Meteo-Moderator mit Schirm auf dem Dach im Leutschenbach.
Die Schweizer Wettersendung “Meteo“ gilt im Gebiet des Hochrheins als zuverlässiger als das deutsche Pendant. Keystone

Viele Deutsche in grenznahen Regionen schätzen Schweizer Fernsehkanäle als willkommene Alternative zum deutschen Programm. Dass SRF 1 und SRF 2 ab dem 3. Juni dort nicht mehr empfangen werden können, sorgt für Unmut unter deutschen Zuschauern.

Die Entscheidung steht bereits seit dem Frühling 2018 fest, doch nun, da ihre Umsetzung näher rückt, scheinen die Betroffenen aufzuwachen: Grenznahe Zeitungen wie die Badische Zeitung, die Schwäbische Zeitung und der Südkurier bereiten ihre Leser auf Standbilder statt Schweizer Programme vor. Bundestagsabgeordnete aus dem betroffenen Südwesten Deutschlands richten Appelle an die Schweiz sowie an deutsche Kabelbetreiber, die Abschaltung zu überdenken und eine Lösung zu finden.

Schweizer Spielfilme und Magazine aber auch die Sportübertragungen der öffentlichen gebührenfinanzierten Sender sind bei vielen deutschen Zuschauern beliebt. Die Erfolgsserie “Der Bestatter“ wurde eigens für den deutschen Markt synchronisiert. Die Schweizer Wettersendung “Meteo“ gilt im Gebiet des Hochrheins als zuverlässiger als das deutsche Pendant. In den Stuttgarter Nachrichten wird der einstige Chef der Weissen Bodenseeflotte Konrad Frommer zitiert: “Der Schweizer Wetterbericht passt für uns ja viel besser.“

Externer Inhalt

Noch sind SRF 1 und SRF 2 im deutschen Südwesten per Antenne zu empfangen. Doch am 3. Juni schaltet die Schweizerische Radio- und Fernsehgesellschaft SRG die digitale Übertragungstechnik DVB-T, eine Abkürzung für «Digital Video Broadcasting-Terrestria», ab. Damit entfällt auch die technische Grundlage für deutsche Kabelanbieter wie Unity Media oder die Konstanzer Seeconnect, die Schweizer Sender in ihr Angebot aufzunehmen.

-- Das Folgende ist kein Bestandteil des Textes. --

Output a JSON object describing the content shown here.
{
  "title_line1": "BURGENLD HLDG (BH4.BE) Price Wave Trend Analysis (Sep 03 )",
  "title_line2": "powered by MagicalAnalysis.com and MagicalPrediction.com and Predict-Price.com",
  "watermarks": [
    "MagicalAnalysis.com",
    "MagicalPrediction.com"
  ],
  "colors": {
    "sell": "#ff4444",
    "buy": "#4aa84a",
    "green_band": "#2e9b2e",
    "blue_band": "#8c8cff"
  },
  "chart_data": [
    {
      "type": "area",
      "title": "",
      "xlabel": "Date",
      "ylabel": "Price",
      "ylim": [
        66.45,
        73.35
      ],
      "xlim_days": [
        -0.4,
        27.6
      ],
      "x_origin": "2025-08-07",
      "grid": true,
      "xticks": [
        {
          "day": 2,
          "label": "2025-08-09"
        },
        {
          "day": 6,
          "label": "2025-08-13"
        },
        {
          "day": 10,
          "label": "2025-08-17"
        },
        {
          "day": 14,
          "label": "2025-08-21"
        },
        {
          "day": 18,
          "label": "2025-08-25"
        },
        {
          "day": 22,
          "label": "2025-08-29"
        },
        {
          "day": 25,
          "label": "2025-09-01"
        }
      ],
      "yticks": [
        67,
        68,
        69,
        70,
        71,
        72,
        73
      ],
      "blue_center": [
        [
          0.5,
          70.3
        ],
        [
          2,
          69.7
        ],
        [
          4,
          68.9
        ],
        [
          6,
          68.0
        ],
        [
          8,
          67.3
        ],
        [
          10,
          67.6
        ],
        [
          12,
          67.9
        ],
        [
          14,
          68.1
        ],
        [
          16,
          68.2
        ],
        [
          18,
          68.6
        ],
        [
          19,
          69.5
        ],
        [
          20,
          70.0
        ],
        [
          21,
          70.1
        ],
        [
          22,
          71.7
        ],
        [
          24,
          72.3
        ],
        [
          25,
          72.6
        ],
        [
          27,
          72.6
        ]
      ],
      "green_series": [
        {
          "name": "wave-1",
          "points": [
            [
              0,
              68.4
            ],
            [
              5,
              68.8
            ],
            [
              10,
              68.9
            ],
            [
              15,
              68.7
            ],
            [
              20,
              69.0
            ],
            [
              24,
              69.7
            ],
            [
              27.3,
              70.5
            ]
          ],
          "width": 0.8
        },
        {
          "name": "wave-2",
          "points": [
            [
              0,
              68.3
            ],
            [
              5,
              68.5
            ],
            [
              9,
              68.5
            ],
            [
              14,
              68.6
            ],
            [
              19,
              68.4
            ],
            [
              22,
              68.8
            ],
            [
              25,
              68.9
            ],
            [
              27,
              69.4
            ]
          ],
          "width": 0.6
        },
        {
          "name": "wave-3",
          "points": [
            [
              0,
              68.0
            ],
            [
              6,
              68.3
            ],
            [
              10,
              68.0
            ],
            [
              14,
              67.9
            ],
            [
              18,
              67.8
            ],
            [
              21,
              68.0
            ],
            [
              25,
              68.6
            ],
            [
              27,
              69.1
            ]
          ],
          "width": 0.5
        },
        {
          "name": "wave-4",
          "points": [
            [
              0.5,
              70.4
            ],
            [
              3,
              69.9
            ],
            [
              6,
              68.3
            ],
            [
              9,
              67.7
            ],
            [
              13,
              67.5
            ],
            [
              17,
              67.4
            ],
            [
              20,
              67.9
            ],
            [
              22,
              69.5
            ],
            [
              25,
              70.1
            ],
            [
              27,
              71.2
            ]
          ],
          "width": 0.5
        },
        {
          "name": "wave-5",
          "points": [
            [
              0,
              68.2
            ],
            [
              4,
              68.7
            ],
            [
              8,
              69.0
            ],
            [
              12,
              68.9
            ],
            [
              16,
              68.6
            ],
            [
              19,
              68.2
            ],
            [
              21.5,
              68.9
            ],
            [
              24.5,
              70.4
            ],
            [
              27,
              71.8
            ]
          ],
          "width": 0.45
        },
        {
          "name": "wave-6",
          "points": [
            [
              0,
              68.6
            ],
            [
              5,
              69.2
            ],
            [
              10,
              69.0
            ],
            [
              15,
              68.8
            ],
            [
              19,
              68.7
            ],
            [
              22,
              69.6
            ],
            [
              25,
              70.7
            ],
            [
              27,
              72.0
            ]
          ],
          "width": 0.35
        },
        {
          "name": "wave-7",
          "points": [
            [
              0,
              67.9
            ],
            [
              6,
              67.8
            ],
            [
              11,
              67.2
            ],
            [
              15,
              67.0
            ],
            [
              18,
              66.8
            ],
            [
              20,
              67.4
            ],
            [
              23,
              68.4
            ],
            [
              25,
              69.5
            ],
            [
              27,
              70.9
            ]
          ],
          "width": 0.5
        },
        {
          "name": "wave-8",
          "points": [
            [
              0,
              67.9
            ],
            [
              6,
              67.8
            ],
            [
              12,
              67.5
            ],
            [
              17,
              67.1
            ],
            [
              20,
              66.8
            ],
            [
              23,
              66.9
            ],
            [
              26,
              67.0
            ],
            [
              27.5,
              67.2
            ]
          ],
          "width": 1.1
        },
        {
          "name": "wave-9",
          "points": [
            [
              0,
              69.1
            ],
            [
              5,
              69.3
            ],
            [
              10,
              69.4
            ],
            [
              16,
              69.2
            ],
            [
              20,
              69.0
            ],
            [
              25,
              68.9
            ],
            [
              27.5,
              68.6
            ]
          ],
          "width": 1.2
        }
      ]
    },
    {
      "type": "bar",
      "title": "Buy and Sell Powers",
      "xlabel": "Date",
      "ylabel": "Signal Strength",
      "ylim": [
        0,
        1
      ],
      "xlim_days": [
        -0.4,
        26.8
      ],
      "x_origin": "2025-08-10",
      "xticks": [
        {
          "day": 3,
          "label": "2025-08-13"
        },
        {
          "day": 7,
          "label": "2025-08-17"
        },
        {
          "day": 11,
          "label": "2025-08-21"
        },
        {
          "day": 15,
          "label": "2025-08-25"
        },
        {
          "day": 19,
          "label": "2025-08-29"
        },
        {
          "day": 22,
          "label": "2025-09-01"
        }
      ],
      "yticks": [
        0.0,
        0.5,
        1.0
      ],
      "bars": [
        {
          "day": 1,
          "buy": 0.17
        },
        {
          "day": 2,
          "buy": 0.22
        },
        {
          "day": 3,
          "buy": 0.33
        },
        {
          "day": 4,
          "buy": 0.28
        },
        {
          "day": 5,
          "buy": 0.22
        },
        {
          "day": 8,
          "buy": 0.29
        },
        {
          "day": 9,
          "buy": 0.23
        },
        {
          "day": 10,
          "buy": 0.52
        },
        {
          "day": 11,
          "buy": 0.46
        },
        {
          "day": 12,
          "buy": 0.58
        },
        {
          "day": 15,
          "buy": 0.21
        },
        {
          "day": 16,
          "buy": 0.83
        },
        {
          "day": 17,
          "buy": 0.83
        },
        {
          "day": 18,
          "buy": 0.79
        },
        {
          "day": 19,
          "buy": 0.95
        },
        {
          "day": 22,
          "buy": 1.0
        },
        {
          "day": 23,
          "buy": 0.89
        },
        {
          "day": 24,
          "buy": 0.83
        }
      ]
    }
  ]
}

Bislang konnten und durften sie den sogenannten overspill, also Antennensignale, die über die Grenze fliessen, ganz legal in ihr Netz einspeisen. Mit der Abschaltung der rund 200 terrestrischen Sendeanlagen ist damit Schluss. Über Satellit können Deutsche die Schweizer Programme wiederum nicht empfangen, da die Inhalte aus urheberrechtlichen Gründen verschlüsselt sind.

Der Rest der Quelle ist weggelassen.